In Havanna und einigen anderen kubanischen Städten sind wieder Stromsperren üblich – zwei, drei bis zu sieben Stunden. Nicht jeden Tag, aber mit einem Mal in der Woche muss man rechnen. Ist Hugo Chávez, der venezolanische Präsident, mit seinem Erdöl etwa so matt geworden, dass er nicht mehr die vereinbarten Mengen liefern kann? Nein. Es werden hier endlich Tausende von den Hurrikans umgeknickte und notdürftig wieder hochgezogene Strommasten ausgewechselt und durch widerstandsfähigere Pfosten aus Beton ersetzt.

Um die Arbeiter nicht zu gefährden, schaltet die Zentrale den Strom in den jeweiligen Stadtvierteln ab. Die Bürger können sich darauf einrichten, es sind »programmierte Stromsperren«, das heißt, sie werden rechtzeitig in den lokalen Medien angekündigt. Das klappt zwar nicht immer, aber in den meisten Fällen.

Die Bereiche Stromversorgung, Wohnungen und Landwirtschaft sind von den drei Hurrikans des vergangenen Jahres am dramatischsten in Mitleidenschaft gezogen worden. Zusätzlich haben sie zum Beispiel aus einer Unzahl von Verkehrszeichen Kleinholz gemacht. Insgesamt fehlen im ganzen Lande 370 000. Und für die ohnehin überstrapazierten Straßen braucht man allein in Havanna vorerst 1,5 Millionen Tonnen Asphalt. Es wird seit Monaten mit Hochdruck gearbeitet.

Geld ist in der Staatskasse sehr knapp. Der Einbruch der Nickel-Kobalt-Preise um mehr als die Hälfte, Kubas Exportprodukt und Devisenbringer Nummer 1, hat die schwache Zahlungsfähigkeit des Landes zusätzlich beeinträchtigt. Deshalb wird von Regierungsseite den staatlichen und privaten Produzenten tagtäglich eingehämmert, alles zu tun, um die Importe zu drosseln, vor allem die Lebensmitteleinfuhren, für die Kuba jährlich zwei Milliarden Dollar hinblättern muss.
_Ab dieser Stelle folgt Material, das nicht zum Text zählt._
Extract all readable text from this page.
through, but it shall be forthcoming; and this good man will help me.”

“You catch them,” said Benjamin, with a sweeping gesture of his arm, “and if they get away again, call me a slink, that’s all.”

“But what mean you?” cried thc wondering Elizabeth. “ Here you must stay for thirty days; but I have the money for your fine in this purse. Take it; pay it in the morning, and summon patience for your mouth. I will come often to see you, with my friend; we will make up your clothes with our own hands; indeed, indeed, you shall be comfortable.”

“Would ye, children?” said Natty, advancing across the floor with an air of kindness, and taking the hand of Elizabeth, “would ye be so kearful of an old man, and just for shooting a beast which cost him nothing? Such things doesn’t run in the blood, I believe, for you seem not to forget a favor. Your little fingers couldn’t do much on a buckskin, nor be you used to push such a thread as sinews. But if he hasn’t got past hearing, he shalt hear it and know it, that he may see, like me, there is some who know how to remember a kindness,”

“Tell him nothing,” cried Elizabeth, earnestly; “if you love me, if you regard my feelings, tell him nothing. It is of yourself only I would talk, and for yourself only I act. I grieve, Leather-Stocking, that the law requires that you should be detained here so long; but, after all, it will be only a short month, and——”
Die Plantagen wurden von den Hurrikans total umgepflügt, und bis eine neue Ernte heranreift, vergeht ein Jahr. Aber die Kulturen, deren Wiederbelebung in kürzerer Zeit möglich ist, haben im Vergleich zur Vor-Raúl-Castro- und Vor-Hurrikan-Zeit deutlich zugelegt. So wurden beispielsweise so viele Tomaten geerntet, dass Kuba erstmals kein Tomatenpüree, ohne das die kubanische Küche nicht funktioniert, importieren muss.
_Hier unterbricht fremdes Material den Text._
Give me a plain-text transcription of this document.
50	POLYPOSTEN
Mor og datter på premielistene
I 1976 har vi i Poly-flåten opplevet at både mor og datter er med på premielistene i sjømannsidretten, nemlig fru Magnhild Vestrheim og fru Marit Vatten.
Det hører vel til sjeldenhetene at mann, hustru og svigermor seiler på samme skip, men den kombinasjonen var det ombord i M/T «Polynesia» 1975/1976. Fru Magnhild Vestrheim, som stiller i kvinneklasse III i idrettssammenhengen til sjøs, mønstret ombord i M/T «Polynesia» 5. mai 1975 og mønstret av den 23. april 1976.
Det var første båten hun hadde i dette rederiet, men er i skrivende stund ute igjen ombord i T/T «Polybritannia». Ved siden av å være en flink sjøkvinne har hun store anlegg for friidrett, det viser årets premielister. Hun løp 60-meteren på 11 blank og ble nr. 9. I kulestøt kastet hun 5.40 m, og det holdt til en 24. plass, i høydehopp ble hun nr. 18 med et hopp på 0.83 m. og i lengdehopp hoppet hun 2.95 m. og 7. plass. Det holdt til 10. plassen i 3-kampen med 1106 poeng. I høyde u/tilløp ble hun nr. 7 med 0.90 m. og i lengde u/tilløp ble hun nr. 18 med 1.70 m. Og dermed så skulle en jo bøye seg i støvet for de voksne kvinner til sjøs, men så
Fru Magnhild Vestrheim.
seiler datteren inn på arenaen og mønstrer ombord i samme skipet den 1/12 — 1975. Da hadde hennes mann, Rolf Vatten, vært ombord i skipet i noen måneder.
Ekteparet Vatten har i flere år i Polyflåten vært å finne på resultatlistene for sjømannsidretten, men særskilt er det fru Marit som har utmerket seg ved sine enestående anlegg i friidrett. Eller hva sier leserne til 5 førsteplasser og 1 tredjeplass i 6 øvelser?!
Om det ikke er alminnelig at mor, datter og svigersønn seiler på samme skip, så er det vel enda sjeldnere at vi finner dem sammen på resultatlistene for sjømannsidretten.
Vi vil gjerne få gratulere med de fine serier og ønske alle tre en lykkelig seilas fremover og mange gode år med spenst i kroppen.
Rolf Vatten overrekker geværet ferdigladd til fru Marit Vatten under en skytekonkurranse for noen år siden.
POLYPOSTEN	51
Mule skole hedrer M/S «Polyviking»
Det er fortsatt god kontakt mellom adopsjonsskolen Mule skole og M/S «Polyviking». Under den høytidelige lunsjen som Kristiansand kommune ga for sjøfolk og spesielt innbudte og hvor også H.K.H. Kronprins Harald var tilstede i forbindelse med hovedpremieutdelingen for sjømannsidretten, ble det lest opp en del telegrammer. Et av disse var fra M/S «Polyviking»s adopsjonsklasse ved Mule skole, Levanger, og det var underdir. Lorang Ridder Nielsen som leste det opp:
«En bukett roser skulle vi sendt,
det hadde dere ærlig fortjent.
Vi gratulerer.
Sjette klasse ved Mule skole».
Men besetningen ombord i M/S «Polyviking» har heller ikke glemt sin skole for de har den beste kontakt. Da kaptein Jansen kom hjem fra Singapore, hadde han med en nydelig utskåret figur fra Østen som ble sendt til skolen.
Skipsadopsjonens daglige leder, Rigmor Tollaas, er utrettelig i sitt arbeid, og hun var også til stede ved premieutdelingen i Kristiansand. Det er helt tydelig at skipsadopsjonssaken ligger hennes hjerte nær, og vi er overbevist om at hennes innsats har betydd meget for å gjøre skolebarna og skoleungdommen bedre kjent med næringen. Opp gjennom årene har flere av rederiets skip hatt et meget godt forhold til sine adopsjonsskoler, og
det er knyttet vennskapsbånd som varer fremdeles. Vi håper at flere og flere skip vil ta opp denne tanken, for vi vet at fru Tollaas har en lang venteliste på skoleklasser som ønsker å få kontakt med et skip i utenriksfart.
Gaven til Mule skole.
In der Landwirtschaft hat die Regierung außer der Neuverteilung des Bodens und einem Wechsel an der Spitze des zuständigen Ministeriums das ganze System umgekrempelt, um den Transport vom Feld zum Markt zu beschleunigen. In Stichworten: Die staatlichen Aufkaufpreise wurden erhöht. Die Bauern können jetzt Milch direkt an ihre Kunden verkaufen. Dem Ministerium für Landwirtschaft wurde die Verantwortung für die Verteilung der Ernten abgenommen (es soll sich nur noch um die Produktion kümmern) und dem Ministerium für Binnenhandel übertragen. Die Zahl der staatlichen Märkte mit Festpreisen wurde von 156 auf 300 erhöht. Die privaten Bauernmärkte, in denen sich die Preise nach Angebot und Nachfrage richten, bleiben intakt.

Die Linie, die Raúl Castro im Februar 2008 abgesteckt hatte, wird konsequent verfolgt: Keine Improvisationen mehr, keine Übereilung, straffe Organisation und Disziplin. Der Parteitag im Herbst wird den Rahmen für die kommenden fünf Jahre weiter stecken.